Ehemaliger griechischer Ministerpräsident Papandreou: 'Türkisch-griechische Freundschaft kann Stabilität in die Region bringen'
Der ehemalige griechische Ministerpräsident Giorgos Papandreou erklärte, dass die freundschaftlichen Beziehungen zwischen der Türkei und Griechenland ein Stabilitätsfaktor für die nahe Region sein könnten und dies auch sein sollten.
Papandreou bewertete die türkisch-griechischen Beziehungen in einem Artikel, den er für die Zeitung Kathimerini verfasste.
Papandreou wies darauf hin, dass die Zusammenarbeit und der Dialog zwischen den beiden Ländern neue politische Dimensionen gewonnen hätten, und erklärte: "Die türkisch-griechische (Freundschafts-)Beziehung kann und muss zu einem Stabilitätsfaktor für die nahe Region werden."
Papandreou erinnerte an die Schritte zur Freundschaft, die er während seiner Amtszeit als Außenminister gemeinsam mit dem ehemaligen Außenminister İsmail Cem unternommen hatte, und daran, dass sie gemeinsam mit Cem den damaligen israelischen Ministerpräsidenten Ariel Scharon und den palästinensischen Führer Jassir Arafat besucht hatten.
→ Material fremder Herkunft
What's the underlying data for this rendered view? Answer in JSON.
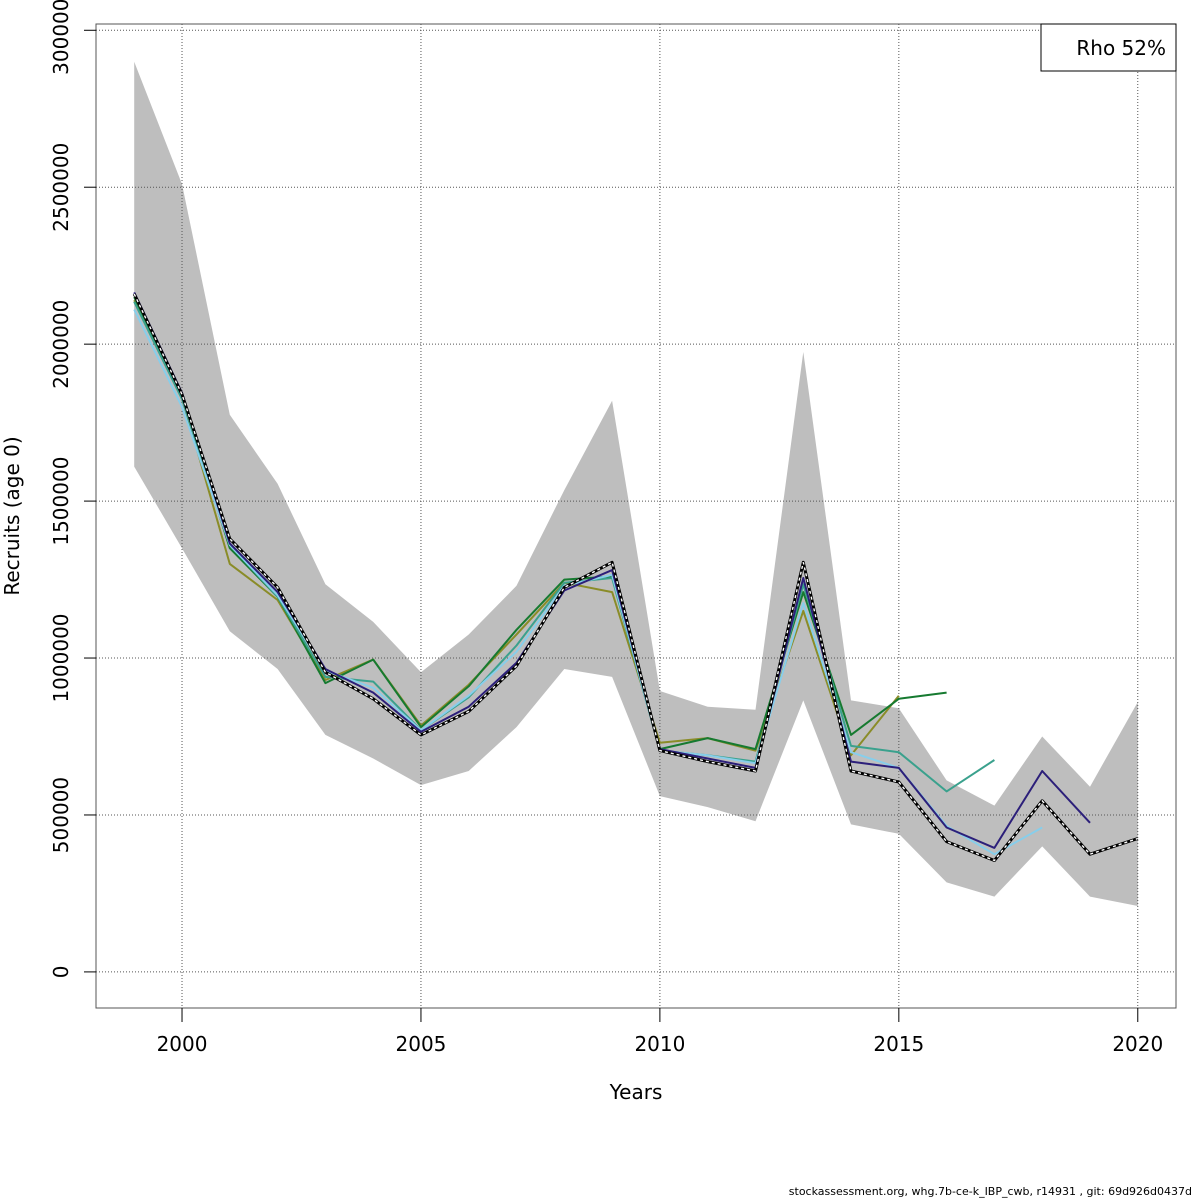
{
  "footer": "stockassessment.org, whg.7b-ce-k_IBP_cwb, r14931 , git: 69d926d0437d",
  "chart_data": {
    "type": "line",
    "title": "",
    "xlabel": "Years",
    "ylabel": "Recruits (age 0)",
    "xlim": [
      1998.2,
      2020.8
    ],
    "ylim": [
      -115000,
      3020000
    ],
    "xticks": [
      2000,
      2005,
      2010,
      2015,
      2020
    ],
    "yticks": [
      0,
      500000,
      1000000,
      1500000,
      2000000,
      2500000,
      3000000
    ],
    "ytick_labels": [
      "0",
      "500000",
      "1000000",
      "1500000",
      "2000000",
      "2500000",
      "3000000"
    ],
    "grid": true,
    "legend": {
      "position": "top-right",
      "text": "Rho 52%"
    },
    "band": {
      "color": "#bebebe",
      "x": [
        1999,
        2000,
        2001,
        2002,
        2003,
        2004,
        2005,
        2006,
        2007,
        2008,
        2009,
        2010,
        2011,
        2012,
        2013,
        2014,
        2015,
        2016,
        2017,
        2018,
        2019,
        2020
      ],
      "upper": [
        2900000,
        2510000,
        1775000,
        1555000,
        1235000,
        1115000,
        955000,
        1075000,
        1230000,
        1535000,
        1820000,
        895000,
        845000,
        835000,
        1975000,
        865000,
        840000,
        610000,
        530000,
        750000,
        590000,
        860000
      ],
      "lower": [
        1610000,
        1350000,
        1085000,
        965000,
        755000,
        680000,
        595000,
        640000,
        780000,
        965000,
        940000,
        560000,
        525000,
        480000,
        865000,
        470000,
        440000,
        285000,
        240000,
        400000,
        240000,
        210000
      ]
    },
    "series": [
      {
        "color": "#000000",
        "dashed": true,
        "x": [
          1999,
          2000,
          2001,
          2002,
          2003,
          2004,
          2005,
          2006,
          2007,
          2008,
          2009,
          2010,
          2011,
          2012,
          2013,
          2014,
          2015,
          2016,
          2017,
          2018,
          2019,
          2020
        ],
        "values": [
          2160000,
          1840000,
          1380000,
          1225000,
          955000,
          870000,
          755000,
          830000,
          975000,
          1225000,
          1305000,
          705000,
          670000,
          640000,
          1305000,
          640000,
          605000,
          415000,
          355000,
          545000,
          375000,
          425000
        ]
      },
      {
        "color": "#2c1f7a",
        "x": [
          1999,
          2000,
          2001,
          2002,
          2003,
          2004,
          2005,
          2006,
          2007,
          2008,
          2009,
          2010,
          2011,
          2012,
          2013,
          2014,
          2015,
          2016,
          2017,
          2018,
          2019
        ],
        "values": [
          2165000,
          1845000,
          1365000,
          1210000,
          965000,
          890000,
          765000,
          845000,
          985000,
          1215000,
          1280000,
          710000,
          680000,
          650000,
          1255000,
          670000,
          650000,
          460000,
          395000,
          640000,
          475000
        ]
      },
      {
        "color": "#87ceeb",
        "x": [
          1999,
          2000,
          2001,
          2002,
          2003,
          2004,
          2005,
          2006,
          2007,
          2008,
          2009,
          2010,
          2011,
          2012,
          2013,
          2014,
          2015,
          2016,
          2017,
          2018
        ],
        "values": [
          2110000,
          1800000,
          1360000,
          1200000,
          960000,
          905000,
          770000,
          880000,
          1020000,
          1230000,
          1265000,
          705000,
          690000,
          665000,
          1175000,
          700000,
          650000,
          465000,
          375000,
          460000
        ]
      },
      {
        "color": "#3aa18d",
        "x": [
          1999,
          2000,
          2001,
          2002,
          2003,
          2004,
          2005,
          2006,
          2007,
          2008,
          2009,
          2010,
          2011,
          2012,
          2013,
          2014,
          2015,
          2016,
          2017
        ],
        "values": [
          2135000,
          1825000,
          1360000,
          1195000,
          940000,
          925000,
          770000,
          875000,
          1040000,
          1240000,
          1255000,
          705000,
          690000,
          670000,
          1235000,
          720000,
          700000,
          575000,
          675000
        ]
      },
      {
        "color": "#167a30",
        "x": [
          1999,
          2000,
          2001,
          2002,
          2003,
          2004,
          2005,
          2006,
          2007,
          2008,
          2009,
          2010,
          2011,
          2012,
          2013,
          2014,
          2015,
          2016
        ],
        "values": [
          2150000,
          1835000,
          1350000,
          1195000,
          920000,
          995000,
          780000,
          910000,
          1090000,
          1250000,
          1260000,
          710000,
          745000,
          710000,
          1210000,
          755000,
          870000,
          890000
        ]
      },
      {
        "color": "#8a8c28",
        "x": [
          1999,
          2000,
          2001,
          2002,
          2003,
          2004,
          2005,
          2006,
          2007,
          2008,
          2009,
          2010,
          2011,
          2012,
          2013,
          2014,
          2015
        ],
        "values": [
          2140000,
          1830000,
          1300000,
          1185000,
          930000,
          995000,
          785000,
          915000,
          1075000,
          1240000,
          1210000,
          730000,
          745000,
          705000,
          1150000,
          690000,
          880000
        ]
      }
    ]
  }
}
Papandreou merkte an, dass seit jenem Tag Dutzende bilaterale Abkommen in den Bereichen Migration, Energie, Verkehr, Wirtschaft und Kultur unterzeichnet wurden, und schrieb: "Im Mai 2010 empfing ich meinen damaligen Amtskollegen Recep Tayyip Erdoğan in Athen zur ersten Sitzung des Kooperationsrates auf hoher Ebene (YDİK) zwischen der Türkei und Griechenland. Wir arbeiteten an einer neuen Kooperationsbeziehung."
Papandreou fuhr fort:
"Athen wird am 7. Dezember, sieben Jahre nach dem letzten YDİK-Treffen, (Präsident) Recep Tayyip Erdoğan erneut zu einer YDİK-Sitzung empfangen.
Wie damals gibt es auch heute wieder die Hoffnung, eine Beziehung zwischen den beiden Ländern aufzubauen, die letztlich einen dauerhaften Frieden ermöglichen wird."
Papandreou erklärte, dass von solchen Besuchen nicht sofort Lösungen erwartet werden könnten, betonte jedoch, "basierend auf seinen Erfahrungen, dass der Dialog sehr viele positive Ergebnisse hervorbringe".
Papandreou bewertete: "Der Dialog hilft dabei, die tatsächlichen Probleme zu identifizieren und unrealistische Einschätzungen zu vermeiden, die von gesellschaftlichen Ausbrüchen beeinflusst sind; er ermöglicht das Verständnis echter Ängste sowie die Bestimmung gemeinsamer nationaler und geopolitischer Interessen."
Papandreou betonte, dass gegenseitiger Respekt eine Grundvoraussetzung sei, und fügte in seinem Artikel hinzu: "In der Außenpolitik ist es leicht zu zerstören, aber schwer aufzubauen."